The server segment is AMD's ticket to survival

Apr 16, 2008 08:22 GMT  ·  By

Intel has just posted its revenue for the first quarter ended March 31. Intel managed to achieve higher than expected revenue, but less profit, which should be taken as a sign that the company is starting to spend a little more.

As compared to AMD, Intel is still doing fine, and it has even managed to snatch a bigger slice of market share on the MP server market between Q4 2007 and Q1 2008. Intel's expansion on the server market is extremely bad news for its Arch-rival AMD, given the fact that most of its revenue comes from the very same sector.
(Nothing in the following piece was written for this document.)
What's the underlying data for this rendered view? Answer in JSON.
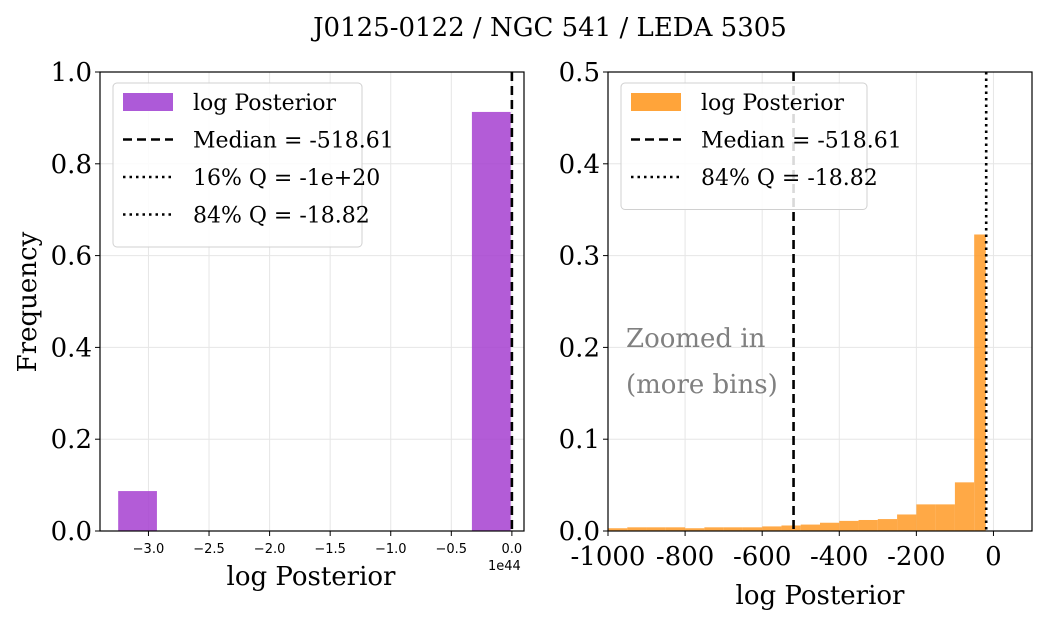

Intel's CEO Paul Otellini refused to give any estimations on the company's market share gains, and said that he would wait until the analysts' results kick in. Otellini only claimed that it was a "very strong quarter for server chips", mainly due to the production ramping in the company's Caneland server platform, powered by Intel's Xeon Tigerton 7300 processors.

According to the revenue report, Intel managed to squeeze $4.8 billion in CPU and chipset sales, a 15 percent increase over the first quarter of 2007. Intel also said that most of the revenue is due to the fact that the 45-nanometer technology allowed the company to cut down on average costs.

Mercury Research analyst Dean McCarron claims that Intel enjoyed a larger market share in the server CPU business than usually, mainly because AMD was unable to deliver its B2 revision of the Barcelona Opteron family on time. "The server market is very sensitive to stability issues," McCarron said.

At the same time, Intel was promoting its quad-core processors in an extremely aggressive manner, especially its quad-core Xeon parts, that were the quarter's bestsellers. More than that, the vast majority of the Xeon line-up is now built using the 45-nanometer production node, which gives them an efficiency advantage over AMD's Barcelona chips.